Soils and flower color

Jane McGary janemcgary@earthlink.net
Thu, 14 May 2015 10:41:33 PDT
Steven wrote,
"I doubt many bulbs would[like] clay soils too much though."

I grew up in California, where most of the bulbs grow in heavy clay that 
dries out in summer, and I've traveled a lot to see plants in nature, 
often bulbs growing in clay, especially rocky clay. I think that the 
seasonal nature of moisture is what makes these bulbs adapted to heavy 
soils. Some of them grow very deep where there may be just enough 
residual moisture and coolness to keep them from desiccating. In both 
California and Western Asia (my recent visit) some bulbs grow and flower 
soon after snowmelt in soils that later dry out. In addition, the clay 
soils may be on slopes where the moisture does not become stagnant.

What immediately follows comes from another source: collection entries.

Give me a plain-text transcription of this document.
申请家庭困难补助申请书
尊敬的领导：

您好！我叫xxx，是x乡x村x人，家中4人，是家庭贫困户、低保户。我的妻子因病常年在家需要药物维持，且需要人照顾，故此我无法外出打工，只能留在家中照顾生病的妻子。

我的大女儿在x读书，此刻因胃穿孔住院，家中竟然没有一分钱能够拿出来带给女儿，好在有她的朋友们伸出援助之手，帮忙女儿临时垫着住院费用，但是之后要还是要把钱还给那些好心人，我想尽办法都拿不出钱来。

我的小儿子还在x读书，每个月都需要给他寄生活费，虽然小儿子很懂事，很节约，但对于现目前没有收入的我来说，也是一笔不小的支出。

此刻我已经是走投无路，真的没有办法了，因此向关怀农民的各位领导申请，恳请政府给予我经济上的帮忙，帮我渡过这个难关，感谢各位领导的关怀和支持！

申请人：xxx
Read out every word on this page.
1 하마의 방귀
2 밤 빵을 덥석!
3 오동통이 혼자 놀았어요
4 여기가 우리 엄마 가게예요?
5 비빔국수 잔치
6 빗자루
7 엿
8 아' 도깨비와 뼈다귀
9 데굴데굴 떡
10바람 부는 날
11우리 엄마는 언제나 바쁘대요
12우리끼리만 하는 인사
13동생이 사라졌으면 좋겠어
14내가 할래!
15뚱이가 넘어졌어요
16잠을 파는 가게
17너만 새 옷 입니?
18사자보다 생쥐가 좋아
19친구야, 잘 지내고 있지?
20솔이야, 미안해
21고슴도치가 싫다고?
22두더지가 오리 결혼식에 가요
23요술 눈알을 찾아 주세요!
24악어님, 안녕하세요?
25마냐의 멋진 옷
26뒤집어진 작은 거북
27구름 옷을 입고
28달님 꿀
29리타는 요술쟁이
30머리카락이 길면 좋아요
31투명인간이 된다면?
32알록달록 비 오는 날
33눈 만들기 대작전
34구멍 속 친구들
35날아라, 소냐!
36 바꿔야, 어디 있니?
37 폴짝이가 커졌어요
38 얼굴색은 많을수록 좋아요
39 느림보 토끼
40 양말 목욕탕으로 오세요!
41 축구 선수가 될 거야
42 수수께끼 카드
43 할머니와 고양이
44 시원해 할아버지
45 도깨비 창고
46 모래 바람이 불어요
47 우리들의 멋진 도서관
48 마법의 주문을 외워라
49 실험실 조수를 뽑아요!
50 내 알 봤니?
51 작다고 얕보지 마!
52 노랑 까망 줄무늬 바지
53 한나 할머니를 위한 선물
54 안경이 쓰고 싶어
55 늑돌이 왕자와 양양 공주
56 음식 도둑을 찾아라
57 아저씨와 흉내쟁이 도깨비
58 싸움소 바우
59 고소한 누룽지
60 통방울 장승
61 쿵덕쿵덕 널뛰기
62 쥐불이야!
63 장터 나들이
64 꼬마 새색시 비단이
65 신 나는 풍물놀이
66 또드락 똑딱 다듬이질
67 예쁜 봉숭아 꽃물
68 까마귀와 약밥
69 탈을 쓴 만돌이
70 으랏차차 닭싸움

That said, this does not mean that we must provide clay for such bulbs, 
especially if we are growing them in containers. As long as they have a 
suitable annual moisture cycle and enough fertility (which can be 
provided with soluble chemical fertilizers or even the addition of very 
well aged manure), they can be grown in a very light soil mix. It is 
also important to protect the underground parts of the plant from 
extremes of temperature that they wouldn't experience in nature; this 
means plunging the containers so they don't freeze or heat up too much.